Urethral diverticulum is commonly found in women, but the presence of urethral stone is rare. It could sometimes be found in men with tortuous urethra or with diverticulum. Because of a short urethra and the low probability of formation of bladder stones, this pathology is even much rare in women [1]. We report a case of female urethral diverticulum with stones.
CASE REPORT
A 52-year-old woman presented to our department with a 4 year history of recurrent urinary infections. The patient also complained of lower abdominal pain, dysuria and dyspareunia. Her past medical history included total abdominal hysterectomy 20 years ago because of uterine myoma. She was on no home medications. We decided to have further evaluation considering her recurrent infections.
On pelvic examination, at the step of compressing, leakage of purulent discharge from orifice was noted. Cystourethroscopy showed 2 orifices of diverticulum (Fig. 1). We performed enhanced abdomino-pelvic computed tomography (CT) scan instead of cystourethrography; because if the stone obliterates the opening, radiologic contrast cannot fill the sac and there is no clear evidence of the diverticulum [2]. The CT scan revealed diverticulum with stone formation under the pubis (Fig. 2). On admission, vital signs were all normal and laboratory tests demonstrated microscopic pyuria (5-9/high power field). General anesthesia was used for surgery. Before initiating the procedure, a 18Fr Foley catheter was placed to isolate the urethra. A 3-cm incision was made in the median vaginal wall. Diverticulum was punctured by electrocautery and dissected with peri-urethral tissue. With 2-0 silk suture, punctured site of diverticulum was tagged (12, 3 and 9 o'clock) and we could retract diverticulum which contained small stones. Diverticulectomy was performed using a 3-layer closure (urethral wall, periurethral fascia, vaginal wall). After surgery the Foley catheter was kept in place for 14 days. Within the postoperative indications, intravenous antibiotic therapy with 3rd generation cephalosporin was added (1,000 mg every 12 hours) and continued for 24 hours to prevent recurrent or persistent urinary tract infections. An uroflowmetry was done and showed good voiding pattern (peak flow rate 24 mL/sec, voided urine volume 250 mL and residual urine volume 10 mL) without de novo stress urinary incontinence.
DISCUSSION
Dysuria, dyspareunia and post-void dribbling are the classic symptoms suggestive of urethral diverticulum, but it frequently go undetected in women. Many clinicians do not perform further evaluation when a urethral mass is absent as the symptoms are not specific. However, a diverticulum should be suspected in patients with recurrent urinary tract infection as well as 3 symptoms stated above because immediate diagnosis and appropriate treatment are important for this disease.
The reported incidence of urethral diverticulum in adult women is between 0.6% and 6%, and associated stone formation is reported in 1.5-10% of cases [3,4]. Urethral calculi are rare and generally more common in men with urethral stricture or diverticulum.

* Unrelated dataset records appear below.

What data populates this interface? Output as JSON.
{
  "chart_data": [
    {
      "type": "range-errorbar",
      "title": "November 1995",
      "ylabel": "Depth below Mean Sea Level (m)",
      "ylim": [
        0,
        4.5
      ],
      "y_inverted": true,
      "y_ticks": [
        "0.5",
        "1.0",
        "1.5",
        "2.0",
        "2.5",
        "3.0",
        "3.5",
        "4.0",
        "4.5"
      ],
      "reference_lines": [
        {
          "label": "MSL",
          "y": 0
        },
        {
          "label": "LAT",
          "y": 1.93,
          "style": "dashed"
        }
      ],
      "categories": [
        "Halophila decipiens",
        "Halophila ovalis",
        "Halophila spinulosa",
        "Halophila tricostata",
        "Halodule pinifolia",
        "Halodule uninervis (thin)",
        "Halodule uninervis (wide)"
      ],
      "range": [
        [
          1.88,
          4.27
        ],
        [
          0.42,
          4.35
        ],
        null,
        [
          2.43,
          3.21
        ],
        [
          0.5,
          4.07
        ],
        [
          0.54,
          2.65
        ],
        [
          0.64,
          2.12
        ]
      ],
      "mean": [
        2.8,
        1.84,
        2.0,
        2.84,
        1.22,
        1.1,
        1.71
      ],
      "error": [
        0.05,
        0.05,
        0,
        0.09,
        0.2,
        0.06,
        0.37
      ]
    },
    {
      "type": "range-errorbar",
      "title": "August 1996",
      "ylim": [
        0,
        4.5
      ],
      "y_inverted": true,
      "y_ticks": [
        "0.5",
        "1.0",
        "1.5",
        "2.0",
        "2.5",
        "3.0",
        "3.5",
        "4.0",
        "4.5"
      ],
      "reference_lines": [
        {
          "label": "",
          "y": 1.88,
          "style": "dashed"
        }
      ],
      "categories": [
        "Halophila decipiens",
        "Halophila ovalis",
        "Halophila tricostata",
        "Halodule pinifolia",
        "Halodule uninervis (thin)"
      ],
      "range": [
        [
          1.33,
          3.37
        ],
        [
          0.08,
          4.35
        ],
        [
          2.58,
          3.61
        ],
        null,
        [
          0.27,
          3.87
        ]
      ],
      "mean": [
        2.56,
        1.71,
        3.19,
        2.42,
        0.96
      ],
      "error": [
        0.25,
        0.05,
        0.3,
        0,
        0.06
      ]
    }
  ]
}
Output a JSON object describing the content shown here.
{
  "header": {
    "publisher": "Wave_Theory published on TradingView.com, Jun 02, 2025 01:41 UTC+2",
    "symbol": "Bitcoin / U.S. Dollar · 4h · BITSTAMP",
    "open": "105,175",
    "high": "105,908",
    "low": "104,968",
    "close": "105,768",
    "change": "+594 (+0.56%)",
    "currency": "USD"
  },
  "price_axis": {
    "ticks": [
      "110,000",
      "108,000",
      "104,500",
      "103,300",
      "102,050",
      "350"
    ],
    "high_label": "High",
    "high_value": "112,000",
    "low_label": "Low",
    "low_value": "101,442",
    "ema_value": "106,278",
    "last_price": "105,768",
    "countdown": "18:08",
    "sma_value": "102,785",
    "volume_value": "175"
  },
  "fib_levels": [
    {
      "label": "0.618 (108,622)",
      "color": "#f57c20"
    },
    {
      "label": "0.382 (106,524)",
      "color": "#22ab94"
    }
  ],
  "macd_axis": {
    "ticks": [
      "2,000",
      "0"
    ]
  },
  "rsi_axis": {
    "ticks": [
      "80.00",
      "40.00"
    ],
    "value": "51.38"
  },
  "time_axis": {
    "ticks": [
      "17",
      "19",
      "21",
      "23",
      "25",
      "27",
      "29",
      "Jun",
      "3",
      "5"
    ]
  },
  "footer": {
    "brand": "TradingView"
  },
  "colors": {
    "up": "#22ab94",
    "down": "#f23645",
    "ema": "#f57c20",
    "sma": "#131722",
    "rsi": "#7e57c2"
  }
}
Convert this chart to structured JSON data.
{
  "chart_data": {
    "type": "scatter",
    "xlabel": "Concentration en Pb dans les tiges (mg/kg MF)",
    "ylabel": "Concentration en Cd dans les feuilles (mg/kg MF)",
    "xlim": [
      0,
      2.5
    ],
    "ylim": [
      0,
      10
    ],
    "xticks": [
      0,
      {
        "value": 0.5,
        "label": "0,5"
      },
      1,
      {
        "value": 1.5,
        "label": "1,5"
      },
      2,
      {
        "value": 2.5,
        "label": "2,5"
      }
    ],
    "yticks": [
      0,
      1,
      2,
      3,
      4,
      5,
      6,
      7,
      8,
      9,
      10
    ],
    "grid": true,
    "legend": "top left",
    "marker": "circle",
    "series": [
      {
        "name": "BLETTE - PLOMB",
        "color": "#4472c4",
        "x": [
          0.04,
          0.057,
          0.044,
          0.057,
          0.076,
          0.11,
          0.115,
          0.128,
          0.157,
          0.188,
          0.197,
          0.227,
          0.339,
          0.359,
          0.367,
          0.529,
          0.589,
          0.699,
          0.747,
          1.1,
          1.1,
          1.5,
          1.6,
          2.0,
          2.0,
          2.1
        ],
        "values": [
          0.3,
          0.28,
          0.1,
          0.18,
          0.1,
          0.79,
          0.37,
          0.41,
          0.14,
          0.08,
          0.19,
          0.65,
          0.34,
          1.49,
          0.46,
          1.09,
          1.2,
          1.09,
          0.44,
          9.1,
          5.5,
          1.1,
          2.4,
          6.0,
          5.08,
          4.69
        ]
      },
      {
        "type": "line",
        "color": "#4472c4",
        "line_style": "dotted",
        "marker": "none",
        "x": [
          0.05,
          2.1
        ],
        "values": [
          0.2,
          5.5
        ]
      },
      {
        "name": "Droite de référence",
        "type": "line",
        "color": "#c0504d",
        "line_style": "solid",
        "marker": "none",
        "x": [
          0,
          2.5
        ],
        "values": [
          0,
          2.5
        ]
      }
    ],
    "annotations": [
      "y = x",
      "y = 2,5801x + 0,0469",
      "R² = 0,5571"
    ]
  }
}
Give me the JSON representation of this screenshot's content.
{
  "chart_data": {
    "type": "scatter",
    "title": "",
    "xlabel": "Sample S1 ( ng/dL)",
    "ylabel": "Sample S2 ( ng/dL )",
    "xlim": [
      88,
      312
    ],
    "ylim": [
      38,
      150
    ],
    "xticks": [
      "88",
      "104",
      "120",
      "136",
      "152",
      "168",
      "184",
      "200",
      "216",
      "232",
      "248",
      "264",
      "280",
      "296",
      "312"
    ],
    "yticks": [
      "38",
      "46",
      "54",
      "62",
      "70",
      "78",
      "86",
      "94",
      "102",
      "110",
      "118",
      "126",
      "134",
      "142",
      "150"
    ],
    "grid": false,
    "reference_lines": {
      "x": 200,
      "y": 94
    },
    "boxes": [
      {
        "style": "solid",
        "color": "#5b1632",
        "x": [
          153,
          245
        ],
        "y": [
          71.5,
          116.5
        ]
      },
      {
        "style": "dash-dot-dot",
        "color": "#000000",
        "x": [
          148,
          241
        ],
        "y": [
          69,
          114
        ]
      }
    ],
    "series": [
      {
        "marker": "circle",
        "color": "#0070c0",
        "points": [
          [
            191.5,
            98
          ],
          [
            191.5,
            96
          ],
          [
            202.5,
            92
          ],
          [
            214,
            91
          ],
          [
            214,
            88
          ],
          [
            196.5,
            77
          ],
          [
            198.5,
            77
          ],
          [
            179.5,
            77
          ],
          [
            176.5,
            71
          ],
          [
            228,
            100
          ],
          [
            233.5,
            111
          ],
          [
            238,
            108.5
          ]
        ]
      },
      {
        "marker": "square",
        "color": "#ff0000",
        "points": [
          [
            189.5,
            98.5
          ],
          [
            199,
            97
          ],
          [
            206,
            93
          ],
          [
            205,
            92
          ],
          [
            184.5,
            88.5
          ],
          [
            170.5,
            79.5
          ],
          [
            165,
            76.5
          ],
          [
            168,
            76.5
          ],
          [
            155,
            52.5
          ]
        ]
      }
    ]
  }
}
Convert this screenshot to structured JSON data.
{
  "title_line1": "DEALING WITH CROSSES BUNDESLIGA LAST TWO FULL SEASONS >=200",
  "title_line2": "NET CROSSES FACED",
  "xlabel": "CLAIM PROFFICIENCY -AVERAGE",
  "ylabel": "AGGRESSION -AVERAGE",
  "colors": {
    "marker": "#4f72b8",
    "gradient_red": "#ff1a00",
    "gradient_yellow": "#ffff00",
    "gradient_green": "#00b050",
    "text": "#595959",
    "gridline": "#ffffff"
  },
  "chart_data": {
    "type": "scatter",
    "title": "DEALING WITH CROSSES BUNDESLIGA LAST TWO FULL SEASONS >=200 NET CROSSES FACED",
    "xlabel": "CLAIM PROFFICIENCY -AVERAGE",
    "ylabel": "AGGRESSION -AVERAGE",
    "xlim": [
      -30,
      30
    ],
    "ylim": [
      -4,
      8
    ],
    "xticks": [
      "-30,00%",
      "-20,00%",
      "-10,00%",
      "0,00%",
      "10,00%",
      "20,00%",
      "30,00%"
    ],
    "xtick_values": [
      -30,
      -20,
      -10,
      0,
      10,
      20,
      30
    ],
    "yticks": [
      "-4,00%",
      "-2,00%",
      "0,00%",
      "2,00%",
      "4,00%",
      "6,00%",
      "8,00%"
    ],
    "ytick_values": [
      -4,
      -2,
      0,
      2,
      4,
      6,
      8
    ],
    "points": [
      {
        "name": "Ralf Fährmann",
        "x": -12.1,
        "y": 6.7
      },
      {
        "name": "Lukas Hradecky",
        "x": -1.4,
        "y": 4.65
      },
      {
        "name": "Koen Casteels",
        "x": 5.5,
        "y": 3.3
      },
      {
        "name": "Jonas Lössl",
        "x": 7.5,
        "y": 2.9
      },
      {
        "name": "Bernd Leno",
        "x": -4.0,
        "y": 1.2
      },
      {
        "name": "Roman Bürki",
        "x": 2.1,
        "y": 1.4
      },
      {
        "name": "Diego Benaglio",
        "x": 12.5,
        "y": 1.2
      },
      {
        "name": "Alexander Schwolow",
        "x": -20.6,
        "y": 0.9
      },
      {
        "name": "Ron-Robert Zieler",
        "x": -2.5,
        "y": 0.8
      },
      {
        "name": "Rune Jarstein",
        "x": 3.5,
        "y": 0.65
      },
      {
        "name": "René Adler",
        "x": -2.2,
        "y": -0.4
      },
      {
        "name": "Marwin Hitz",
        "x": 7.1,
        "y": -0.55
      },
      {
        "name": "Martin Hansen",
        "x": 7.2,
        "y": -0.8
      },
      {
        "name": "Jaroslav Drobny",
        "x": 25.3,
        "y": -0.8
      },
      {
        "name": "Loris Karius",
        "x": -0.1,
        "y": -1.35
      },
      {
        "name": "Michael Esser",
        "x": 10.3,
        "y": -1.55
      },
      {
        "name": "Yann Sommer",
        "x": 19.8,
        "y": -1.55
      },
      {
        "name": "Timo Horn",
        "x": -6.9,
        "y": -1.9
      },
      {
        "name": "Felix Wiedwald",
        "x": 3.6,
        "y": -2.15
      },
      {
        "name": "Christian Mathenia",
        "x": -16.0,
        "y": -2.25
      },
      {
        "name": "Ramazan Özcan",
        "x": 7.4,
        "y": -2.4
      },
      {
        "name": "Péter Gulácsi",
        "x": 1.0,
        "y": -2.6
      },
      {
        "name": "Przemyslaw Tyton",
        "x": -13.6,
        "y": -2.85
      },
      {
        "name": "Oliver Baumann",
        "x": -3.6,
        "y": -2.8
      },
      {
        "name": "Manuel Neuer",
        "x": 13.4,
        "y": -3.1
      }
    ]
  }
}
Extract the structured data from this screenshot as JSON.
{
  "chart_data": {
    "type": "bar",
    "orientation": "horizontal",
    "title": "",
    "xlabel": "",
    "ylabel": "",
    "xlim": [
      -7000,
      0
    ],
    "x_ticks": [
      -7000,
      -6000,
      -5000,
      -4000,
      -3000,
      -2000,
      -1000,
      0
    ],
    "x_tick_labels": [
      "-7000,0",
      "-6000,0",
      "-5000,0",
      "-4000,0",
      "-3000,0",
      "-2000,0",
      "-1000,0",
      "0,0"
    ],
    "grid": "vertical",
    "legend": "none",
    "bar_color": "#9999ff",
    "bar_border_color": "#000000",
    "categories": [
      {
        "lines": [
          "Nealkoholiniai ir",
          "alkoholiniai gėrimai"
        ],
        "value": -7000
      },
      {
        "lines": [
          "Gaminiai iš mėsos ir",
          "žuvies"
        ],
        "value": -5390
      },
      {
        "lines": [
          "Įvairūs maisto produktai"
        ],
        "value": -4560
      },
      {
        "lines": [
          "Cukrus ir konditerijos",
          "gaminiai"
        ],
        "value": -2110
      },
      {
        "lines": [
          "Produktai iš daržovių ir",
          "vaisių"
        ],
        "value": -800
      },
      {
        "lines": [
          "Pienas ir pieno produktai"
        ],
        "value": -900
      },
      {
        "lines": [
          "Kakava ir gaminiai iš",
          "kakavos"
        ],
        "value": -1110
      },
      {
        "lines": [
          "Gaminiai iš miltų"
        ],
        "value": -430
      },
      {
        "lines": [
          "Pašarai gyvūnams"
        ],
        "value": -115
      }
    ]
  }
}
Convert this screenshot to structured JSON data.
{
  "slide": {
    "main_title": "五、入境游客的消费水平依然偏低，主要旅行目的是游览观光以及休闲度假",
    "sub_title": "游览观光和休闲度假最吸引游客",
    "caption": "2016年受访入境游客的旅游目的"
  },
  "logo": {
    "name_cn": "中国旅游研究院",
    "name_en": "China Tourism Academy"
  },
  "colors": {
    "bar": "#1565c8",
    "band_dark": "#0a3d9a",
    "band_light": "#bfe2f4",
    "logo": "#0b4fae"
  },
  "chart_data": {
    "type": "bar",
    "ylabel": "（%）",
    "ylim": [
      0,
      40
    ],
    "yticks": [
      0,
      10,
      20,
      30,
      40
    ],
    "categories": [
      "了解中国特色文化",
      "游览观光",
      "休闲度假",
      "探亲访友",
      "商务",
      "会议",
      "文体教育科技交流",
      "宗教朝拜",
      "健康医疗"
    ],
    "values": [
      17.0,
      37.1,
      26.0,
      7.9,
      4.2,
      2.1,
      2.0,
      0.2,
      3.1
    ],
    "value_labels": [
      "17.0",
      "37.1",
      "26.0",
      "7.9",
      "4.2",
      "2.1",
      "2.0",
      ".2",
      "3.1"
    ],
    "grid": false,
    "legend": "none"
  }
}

The quality of life of patients who have a diverticulum (especially with calculi) may be significantly disturbed because of complications such as mass effect, incontinence, pain, and urinary tract infection.
Any patient with lower urinary tract symptoms that have proved to be unresponsive to traditional treatment should be suspected of having an urethral diverticulum [4]. Inflammation, calculus formation and neoplastic degeneration are the main complications of untreated diverticulum [5]. Stasis of infected urine with deposition of salts and occasional mucoid desquamation of the epithelial lining is known to be the casual factor for stone formation [6]; these stones are usually composed of magnesium ammonium phosphate while migratory stones are often composed of calcium phosphate or calcium carbonate.
Urethral calculi are generally classified as native (those formed de novo in the urethra) or migratory (those formed in the bladder or kidney with secondary descent). Migrant calculi are reported to be at least 10 times more common than native calculi [7,8]. Most native calculi form in association with chronic stasis and urinary infection, either within a urethral diverticulum or proximal to a urethral obstruction [9,10].
The single most important diagnostic indication of a calculus in the diverticulum is the finding of a palpable hard mass on the floor of the urethra [6]. Cystourethrography is important in confirming the presence of an urethral diverticulum and even the calculus within it; however, this is not always enough because of the possibility which is not fulfilled by the contrast to the sac [7]. So, CT scan or magnetic resonance imaging can be good alternative choice.
The clinical presentation of urethral calculi is variable. Specific signs and symptoms usually depend on the anatomic location of the stone. Anterior urethral stones cause dysuria and may be confirmed by palpation. On the other hand, posterior urethral calculi may produce pain referred to the rectum or perineum [7].
Conservative therapy offered symptomatic relief in most cases but did not prevent recurrent symptoms, so we believe that satisfactory long-term treatment of diverticulum is achieved successfully by surgical excision. Also, confirming of number, site and size of diverticulum is important before operation to prevent complications such as urethral stricture, urethro-vaginal fistula and incontinence due to injury of sphincter.